TUNCA ARSLAN: 'SENARYO SORUNU'
Sinema eleştirmenlerinden Tunca Arslan, film sayısı, kalite, kadın oyuncu, birtakım teknik gelişmeler konusunda epey mesafe kateden Türk sinemasının, senaryo sıkıntısının aşılması, sektörleşme ve "ekol" olma yolunda ise hâlâ yerinde saydığını söylüyor. Türk sinemasının ulusal sinema açısından iki temel ayağını sağlamlaştırmaya başladığını söyleyen ve genel olarak olumlu bir tablo çizen Arslan, Türk sinemasında 3-4 yıl öncesine göre, önemli sorun gibi görülen bazı çıkmazların geçen yıl büyük ölçüde aşıldığını söylüyor. Sektörleşme konusunda ise, bunun yılda 300 filmin çekildiği dönemde bile gerçekleştirilemediğini hatırlatarak henüz erken olduğunu vurguluyor. Olumlu gelişmelere rağmen, sinemamızın "senaryo" problemini hâlâ aşmadığını belirten Arslan şöyle konuşuyor: "Senaryo önemli bir problem olarak duruyor. Hem iyi, hem de yeteri kadar yazılmıyor. Derviş Zaim, Zeki Demirkubuz ve Nuri Bilge Ceylan gibi yönetmenlerin senaryolarını kendilerinin yazması önemli bir ayrıntı. Yenileri yetişmiyor."

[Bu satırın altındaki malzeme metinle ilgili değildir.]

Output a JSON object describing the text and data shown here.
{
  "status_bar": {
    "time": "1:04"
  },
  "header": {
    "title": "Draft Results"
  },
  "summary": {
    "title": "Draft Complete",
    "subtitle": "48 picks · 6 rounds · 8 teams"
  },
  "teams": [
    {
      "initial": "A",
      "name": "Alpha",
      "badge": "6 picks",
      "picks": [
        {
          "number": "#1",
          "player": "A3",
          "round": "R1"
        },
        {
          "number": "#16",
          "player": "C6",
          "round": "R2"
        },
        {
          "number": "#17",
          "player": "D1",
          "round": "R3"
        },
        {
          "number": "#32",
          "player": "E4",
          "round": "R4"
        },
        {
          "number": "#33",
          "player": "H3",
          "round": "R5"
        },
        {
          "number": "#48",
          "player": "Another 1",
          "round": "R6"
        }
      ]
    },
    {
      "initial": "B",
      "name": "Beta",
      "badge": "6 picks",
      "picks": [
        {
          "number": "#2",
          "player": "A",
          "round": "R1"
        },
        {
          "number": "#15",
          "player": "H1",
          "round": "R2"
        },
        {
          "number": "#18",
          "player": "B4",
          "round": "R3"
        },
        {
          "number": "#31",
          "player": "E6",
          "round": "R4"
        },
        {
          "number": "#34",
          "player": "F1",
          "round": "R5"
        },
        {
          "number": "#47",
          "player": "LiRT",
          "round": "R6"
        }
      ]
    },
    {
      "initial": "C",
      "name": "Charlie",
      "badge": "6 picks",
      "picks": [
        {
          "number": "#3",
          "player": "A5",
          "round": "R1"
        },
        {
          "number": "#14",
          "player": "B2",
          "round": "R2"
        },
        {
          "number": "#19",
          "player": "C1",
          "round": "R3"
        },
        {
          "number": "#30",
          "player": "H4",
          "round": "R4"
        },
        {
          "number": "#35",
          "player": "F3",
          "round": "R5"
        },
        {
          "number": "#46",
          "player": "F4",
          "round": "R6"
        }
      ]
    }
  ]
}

İran Sineması örnek alınmalı
Son yıllarda İran ve Hint sinemasından örneklerin, uluslararası festivallerde büyük başarılar kazandığının altını çizen Tunca Arslan şunları söylüyor: "Türk sinemasının gözünü bu taraflara dikmesi lazım. İranlı sinemacıların yaptığı gibi daha çok kendi gerçekliğimizi evrensel bir dille ifade ederek
sinemamızı var edebiliriz". Arslan'a göre Türk sinemasının en büyük çıkmazı ise, "tutarsızlık". Arslan bu konuyu da, "Türk sinemasında bir akım hiçbir zaman olmadı. Hep tek tek yönetmenler ve onların imza attığı filmler öne çıkıyor sadece. Hiçbir zaman ekol oluşmuyor" sözleriyle vurguluyor.